De plus, nous avons essayé de rééquilibrer les types d’engrais utilisés par notre agriculture en allant vers des produits mieux adaptés aux sols et aux cultures de notre pays. Et donc aujourd’hui, nous assistons à des « success stories » incroyables. Certains exploitants ont vu leur productivité augmenter de deux, voire trois fois.

- Considérez-vous que la consommation d’engrais au plan national soit susceptible de constituer une bonne part de marché pour l’OCP ?
- Absolument. Nous en sommes tellement persuadés que l’OCP compte bien revenir au niveau de la distribution d’engrais, secteur qui avait été dévolu à Fertima, il y a quelques années. Dorénavant, nous serons présents sur ce segment et fortement. Mais vous devez comprendre que les engrais, ce n’est pas seulement le phosphate, c’est l’ammoniaque, le souffre, des denrées que nous importons, à prix très forts d’ailleurs, et donc il faut savoir que le Maroc ne maîtrise pas toute la filière engrais.
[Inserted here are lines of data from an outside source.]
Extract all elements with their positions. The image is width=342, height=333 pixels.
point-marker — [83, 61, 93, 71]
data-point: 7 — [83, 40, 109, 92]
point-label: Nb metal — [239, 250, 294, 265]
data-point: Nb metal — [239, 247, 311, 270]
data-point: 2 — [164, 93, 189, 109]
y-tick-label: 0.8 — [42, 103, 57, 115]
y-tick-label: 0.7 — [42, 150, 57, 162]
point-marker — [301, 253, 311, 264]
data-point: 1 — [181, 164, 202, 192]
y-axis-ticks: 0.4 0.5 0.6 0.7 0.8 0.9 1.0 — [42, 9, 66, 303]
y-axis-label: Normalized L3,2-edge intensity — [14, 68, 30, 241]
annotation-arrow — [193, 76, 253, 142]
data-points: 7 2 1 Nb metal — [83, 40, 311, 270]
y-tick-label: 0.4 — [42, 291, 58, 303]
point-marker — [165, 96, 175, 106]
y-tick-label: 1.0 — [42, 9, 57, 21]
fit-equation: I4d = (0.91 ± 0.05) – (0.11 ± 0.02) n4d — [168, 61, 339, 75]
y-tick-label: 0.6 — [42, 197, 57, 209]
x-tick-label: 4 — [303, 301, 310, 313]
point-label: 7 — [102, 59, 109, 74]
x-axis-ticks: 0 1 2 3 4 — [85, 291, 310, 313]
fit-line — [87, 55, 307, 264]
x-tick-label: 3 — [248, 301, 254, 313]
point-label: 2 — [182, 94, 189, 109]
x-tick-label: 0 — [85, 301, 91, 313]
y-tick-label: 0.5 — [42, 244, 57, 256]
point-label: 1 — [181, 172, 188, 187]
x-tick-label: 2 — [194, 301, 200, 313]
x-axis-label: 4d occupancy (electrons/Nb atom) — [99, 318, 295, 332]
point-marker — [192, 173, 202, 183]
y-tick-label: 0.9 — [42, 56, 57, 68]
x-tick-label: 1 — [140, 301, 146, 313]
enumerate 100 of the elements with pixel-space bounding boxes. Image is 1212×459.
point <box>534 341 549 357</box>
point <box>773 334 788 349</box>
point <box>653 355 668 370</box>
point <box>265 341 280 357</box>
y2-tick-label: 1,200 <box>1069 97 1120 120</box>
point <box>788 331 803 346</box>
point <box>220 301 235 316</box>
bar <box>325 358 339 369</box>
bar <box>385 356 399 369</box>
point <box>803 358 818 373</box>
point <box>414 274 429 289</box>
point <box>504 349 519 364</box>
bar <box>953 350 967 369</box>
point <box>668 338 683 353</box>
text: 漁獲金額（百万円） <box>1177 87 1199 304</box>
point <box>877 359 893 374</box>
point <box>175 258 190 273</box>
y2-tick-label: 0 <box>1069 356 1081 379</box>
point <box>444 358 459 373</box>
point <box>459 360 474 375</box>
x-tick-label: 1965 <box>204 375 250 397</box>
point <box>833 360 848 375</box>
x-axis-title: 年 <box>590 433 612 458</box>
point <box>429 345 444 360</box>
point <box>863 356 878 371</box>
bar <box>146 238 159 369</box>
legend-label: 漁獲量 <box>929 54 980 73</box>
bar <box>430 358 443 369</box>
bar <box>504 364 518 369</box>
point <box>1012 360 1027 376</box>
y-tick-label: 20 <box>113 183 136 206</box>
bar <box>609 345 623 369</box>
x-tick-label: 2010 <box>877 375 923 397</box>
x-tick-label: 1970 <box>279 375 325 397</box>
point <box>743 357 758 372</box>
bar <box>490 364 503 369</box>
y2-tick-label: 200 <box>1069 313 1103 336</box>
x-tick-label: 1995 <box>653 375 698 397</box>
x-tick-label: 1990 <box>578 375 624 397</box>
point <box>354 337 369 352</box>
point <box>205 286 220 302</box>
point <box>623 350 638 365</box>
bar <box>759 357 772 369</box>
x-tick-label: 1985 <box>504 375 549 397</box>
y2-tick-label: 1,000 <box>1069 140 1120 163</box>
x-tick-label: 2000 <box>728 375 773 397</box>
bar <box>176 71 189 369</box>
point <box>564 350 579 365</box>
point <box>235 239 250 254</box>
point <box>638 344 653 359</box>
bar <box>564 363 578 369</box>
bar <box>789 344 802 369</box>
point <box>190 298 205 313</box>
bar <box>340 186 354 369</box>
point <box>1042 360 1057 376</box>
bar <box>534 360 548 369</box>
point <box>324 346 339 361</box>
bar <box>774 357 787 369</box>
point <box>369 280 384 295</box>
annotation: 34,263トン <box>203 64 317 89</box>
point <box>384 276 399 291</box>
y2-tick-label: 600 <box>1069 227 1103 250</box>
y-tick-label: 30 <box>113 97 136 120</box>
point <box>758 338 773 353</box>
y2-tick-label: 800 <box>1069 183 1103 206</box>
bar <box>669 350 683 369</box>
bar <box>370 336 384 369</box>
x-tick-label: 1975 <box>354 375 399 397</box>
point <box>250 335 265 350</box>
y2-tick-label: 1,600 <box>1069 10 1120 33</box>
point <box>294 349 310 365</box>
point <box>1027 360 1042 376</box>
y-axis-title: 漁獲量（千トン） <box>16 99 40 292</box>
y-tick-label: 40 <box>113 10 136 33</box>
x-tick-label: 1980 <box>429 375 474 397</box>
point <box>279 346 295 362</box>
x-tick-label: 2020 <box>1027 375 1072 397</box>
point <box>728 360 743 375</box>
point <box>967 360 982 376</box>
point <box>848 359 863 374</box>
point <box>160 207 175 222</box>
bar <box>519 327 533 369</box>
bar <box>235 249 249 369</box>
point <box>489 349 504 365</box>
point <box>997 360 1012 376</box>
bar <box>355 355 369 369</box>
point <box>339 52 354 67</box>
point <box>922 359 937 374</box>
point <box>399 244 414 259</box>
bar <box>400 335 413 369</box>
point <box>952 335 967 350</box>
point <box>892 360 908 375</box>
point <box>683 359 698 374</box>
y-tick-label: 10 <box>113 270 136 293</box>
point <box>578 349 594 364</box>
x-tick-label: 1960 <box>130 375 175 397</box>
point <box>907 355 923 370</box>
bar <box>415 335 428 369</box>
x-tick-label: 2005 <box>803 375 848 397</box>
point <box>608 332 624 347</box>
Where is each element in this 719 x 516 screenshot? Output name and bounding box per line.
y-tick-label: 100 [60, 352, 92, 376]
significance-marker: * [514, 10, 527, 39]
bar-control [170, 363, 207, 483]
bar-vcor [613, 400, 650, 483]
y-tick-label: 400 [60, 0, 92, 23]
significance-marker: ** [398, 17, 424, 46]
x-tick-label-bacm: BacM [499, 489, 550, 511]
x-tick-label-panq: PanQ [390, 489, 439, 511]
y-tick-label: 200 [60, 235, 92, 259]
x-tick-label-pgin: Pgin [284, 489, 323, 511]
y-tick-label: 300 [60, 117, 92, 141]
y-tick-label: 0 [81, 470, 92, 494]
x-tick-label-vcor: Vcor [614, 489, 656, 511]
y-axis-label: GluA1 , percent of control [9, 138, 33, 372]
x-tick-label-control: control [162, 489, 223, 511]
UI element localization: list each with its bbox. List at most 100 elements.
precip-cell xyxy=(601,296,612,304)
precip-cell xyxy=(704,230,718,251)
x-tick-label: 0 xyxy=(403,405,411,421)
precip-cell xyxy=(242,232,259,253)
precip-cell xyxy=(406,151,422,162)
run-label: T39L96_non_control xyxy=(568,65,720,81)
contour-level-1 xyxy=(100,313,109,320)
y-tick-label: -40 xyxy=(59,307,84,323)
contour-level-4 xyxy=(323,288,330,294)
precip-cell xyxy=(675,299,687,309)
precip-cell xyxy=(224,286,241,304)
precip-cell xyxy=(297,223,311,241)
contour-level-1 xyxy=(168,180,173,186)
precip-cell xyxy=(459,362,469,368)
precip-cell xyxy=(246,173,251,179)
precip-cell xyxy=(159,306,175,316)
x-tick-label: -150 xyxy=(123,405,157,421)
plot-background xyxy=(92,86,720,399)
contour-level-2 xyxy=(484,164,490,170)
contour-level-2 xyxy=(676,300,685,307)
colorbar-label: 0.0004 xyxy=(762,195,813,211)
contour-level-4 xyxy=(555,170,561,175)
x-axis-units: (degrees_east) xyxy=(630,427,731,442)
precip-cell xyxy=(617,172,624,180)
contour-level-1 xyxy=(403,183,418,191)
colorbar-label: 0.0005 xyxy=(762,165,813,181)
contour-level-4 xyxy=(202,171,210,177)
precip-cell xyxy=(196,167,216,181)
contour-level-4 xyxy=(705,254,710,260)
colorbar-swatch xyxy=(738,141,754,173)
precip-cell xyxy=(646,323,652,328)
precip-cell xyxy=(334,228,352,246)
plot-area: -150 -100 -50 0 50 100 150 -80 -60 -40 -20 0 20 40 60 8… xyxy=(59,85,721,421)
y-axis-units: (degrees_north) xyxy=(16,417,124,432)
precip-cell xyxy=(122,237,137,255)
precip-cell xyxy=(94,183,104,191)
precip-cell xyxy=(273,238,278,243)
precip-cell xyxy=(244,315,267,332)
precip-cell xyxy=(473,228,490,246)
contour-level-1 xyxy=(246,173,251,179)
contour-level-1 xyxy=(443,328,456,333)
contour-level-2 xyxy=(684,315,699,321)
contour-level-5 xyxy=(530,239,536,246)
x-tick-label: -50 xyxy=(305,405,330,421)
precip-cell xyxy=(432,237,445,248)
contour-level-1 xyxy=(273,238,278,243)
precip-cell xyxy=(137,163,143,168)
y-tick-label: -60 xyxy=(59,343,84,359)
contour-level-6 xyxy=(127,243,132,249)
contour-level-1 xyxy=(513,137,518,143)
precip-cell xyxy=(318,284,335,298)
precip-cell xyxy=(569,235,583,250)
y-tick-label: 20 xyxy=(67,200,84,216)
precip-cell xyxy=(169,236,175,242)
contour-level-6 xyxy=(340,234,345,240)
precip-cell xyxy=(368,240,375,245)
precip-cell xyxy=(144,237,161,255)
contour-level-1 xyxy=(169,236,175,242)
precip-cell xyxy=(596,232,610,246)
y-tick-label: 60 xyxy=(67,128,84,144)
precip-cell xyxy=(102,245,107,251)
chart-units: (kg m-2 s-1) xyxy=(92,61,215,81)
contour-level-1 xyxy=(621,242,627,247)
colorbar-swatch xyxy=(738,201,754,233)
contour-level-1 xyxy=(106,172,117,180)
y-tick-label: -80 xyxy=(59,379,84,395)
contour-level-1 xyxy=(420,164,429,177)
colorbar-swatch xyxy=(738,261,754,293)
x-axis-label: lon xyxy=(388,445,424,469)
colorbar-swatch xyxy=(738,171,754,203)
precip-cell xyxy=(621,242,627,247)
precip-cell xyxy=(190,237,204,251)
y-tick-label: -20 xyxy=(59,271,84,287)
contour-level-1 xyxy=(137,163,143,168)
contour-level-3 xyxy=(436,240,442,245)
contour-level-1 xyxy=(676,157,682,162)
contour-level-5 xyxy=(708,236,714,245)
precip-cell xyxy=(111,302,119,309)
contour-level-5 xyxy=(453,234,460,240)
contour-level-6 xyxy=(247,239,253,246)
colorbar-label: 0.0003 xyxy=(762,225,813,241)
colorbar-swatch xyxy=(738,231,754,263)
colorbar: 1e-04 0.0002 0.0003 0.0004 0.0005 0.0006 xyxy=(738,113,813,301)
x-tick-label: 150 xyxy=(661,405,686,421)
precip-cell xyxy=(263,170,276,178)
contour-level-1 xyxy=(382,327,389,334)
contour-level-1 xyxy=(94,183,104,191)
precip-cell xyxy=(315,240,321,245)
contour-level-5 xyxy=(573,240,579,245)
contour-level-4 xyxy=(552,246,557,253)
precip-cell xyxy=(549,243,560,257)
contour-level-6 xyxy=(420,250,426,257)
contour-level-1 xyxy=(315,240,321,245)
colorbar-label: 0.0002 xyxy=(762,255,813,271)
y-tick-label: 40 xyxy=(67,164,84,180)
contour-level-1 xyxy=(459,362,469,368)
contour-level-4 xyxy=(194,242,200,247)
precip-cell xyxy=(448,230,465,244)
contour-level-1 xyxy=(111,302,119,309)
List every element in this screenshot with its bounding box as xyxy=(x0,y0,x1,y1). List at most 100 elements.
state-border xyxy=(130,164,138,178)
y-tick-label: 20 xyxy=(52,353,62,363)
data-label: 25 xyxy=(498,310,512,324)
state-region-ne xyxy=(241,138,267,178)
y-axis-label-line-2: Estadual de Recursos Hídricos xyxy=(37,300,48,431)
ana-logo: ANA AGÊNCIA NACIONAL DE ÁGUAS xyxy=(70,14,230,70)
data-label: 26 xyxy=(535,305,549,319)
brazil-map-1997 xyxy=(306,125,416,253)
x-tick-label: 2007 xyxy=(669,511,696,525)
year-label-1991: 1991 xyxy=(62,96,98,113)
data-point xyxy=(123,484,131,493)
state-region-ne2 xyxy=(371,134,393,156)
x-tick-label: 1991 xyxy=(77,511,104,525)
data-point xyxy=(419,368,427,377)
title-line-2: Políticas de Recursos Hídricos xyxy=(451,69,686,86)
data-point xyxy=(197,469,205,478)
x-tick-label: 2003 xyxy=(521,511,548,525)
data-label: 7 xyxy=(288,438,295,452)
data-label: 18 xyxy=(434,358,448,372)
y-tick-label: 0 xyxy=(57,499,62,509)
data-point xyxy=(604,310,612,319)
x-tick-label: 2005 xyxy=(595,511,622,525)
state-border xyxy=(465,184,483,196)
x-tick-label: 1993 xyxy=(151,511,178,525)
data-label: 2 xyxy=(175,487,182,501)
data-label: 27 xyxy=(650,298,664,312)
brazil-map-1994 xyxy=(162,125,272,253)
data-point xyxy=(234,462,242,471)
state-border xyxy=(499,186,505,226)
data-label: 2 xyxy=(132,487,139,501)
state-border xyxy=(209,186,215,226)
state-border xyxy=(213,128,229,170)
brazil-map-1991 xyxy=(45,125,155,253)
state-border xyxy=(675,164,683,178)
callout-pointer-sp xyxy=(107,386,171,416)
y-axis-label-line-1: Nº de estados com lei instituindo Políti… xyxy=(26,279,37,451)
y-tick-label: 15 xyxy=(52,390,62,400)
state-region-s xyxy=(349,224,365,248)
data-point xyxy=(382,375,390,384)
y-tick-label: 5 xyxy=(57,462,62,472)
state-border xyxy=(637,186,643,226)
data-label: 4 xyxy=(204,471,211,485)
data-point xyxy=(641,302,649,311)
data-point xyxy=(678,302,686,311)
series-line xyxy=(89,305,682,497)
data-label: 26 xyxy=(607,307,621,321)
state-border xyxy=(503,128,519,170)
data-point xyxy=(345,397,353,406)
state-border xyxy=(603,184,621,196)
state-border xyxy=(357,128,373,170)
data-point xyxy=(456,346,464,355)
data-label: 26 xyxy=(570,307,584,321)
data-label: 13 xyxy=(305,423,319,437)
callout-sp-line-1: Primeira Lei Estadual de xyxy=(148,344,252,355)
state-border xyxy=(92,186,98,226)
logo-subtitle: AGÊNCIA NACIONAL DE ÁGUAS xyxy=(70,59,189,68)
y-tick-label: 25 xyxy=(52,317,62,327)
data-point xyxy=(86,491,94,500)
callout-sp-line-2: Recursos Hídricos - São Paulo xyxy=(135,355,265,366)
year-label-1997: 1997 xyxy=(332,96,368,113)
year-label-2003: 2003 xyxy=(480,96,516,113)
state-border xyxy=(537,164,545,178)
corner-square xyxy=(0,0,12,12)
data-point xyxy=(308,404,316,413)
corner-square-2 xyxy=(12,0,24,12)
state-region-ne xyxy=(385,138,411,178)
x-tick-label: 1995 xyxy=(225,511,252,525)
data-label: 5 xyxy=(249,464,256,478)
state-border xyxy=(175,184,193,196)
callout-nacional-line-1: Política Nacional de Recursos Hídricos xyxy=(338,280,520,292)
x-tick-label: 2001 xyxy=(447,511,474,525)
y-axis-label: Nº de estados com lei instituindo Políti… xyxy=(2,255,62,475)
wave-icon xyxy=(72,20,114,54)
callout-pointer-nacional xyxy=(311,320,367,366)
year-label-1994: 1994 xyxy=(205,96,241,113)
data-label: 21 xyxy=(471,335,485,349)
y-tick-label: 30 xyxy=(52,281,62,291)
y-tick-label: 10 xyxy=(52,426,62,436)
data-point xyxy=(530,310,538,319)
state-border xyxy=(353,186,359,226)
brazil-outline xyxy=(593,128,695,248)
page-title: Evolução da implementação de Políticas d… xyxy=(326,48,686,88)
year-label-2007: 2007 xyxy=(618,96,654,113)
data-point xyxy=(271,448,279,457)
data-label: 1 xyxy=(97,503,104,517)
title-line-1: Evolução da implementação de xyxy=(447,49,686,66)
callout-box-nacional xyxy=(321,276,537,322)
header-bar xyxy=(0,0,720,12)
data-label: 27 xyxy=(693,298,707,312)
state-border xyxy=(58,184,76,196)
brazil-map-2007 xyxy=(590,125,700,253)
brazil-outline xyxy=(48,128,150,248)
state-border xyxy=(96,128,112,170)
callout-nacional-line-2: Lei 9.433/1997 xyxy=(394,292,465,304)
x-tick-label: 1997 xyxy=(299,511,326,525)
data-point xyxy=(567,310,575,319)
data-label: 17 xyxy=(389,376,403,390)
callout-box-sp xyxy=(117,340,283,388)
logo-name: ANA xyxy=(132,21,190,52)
Sachez, par exemple, que l’an passé, la tonne de souffre est passée de 50 dollars à près de 800 dollars. Et l’OCP importe le souffre, comme l’ammoniaque qui, lui aussi a triplé de prix courant 2008.

- Enfin, on pourrait peut-être évoquer le business plan de l’OCP, à la lumière de toutes les considérations et les projets que vous avez évoqués lors de cet entretien ?
- Bien évidemment, nous avons un business plan qui traduit notre stratégie et qui a constitué la base sur laquelle la valorisation de l’OCP a été réalisée. Ainsi, sur les deux à quatre prochaines années, nous allons réaliser des investissements énormes, avec des montants de 20 à 30 milliards de dirhams, notamment à Jorf, à Safi, à Ben Guérir, à Khouribga. Pour ce dernier site, nos capacités d’extraction minière passeront de 18 millions à 20 millions de tonnes actuellement, à plus de 30, voire 35 millions de tonnes dans quelques années. Cela représentera un saut qualitatif énorme pour Khouribga, de même que vous avez pu constater l’inauguration par Sa Majesté le Roi, de nouvelles capacités minières à Ben Guérir, du même ordre en termes d’importance, et nous projetons d’accomplir le même travail à Boukrâa, en améliorant les infrastructures.
L’autre gros investissement qui va s’étaler sur deux ou trois ans, sera l’adoption du nouveau mode de transport du minerai, par pipe line et non plus par voie ferrée. Cela représentera une nouvelle manière de gérer l’interface entre la mine et la chimie et cela constitue une véritable restructuration industrielle.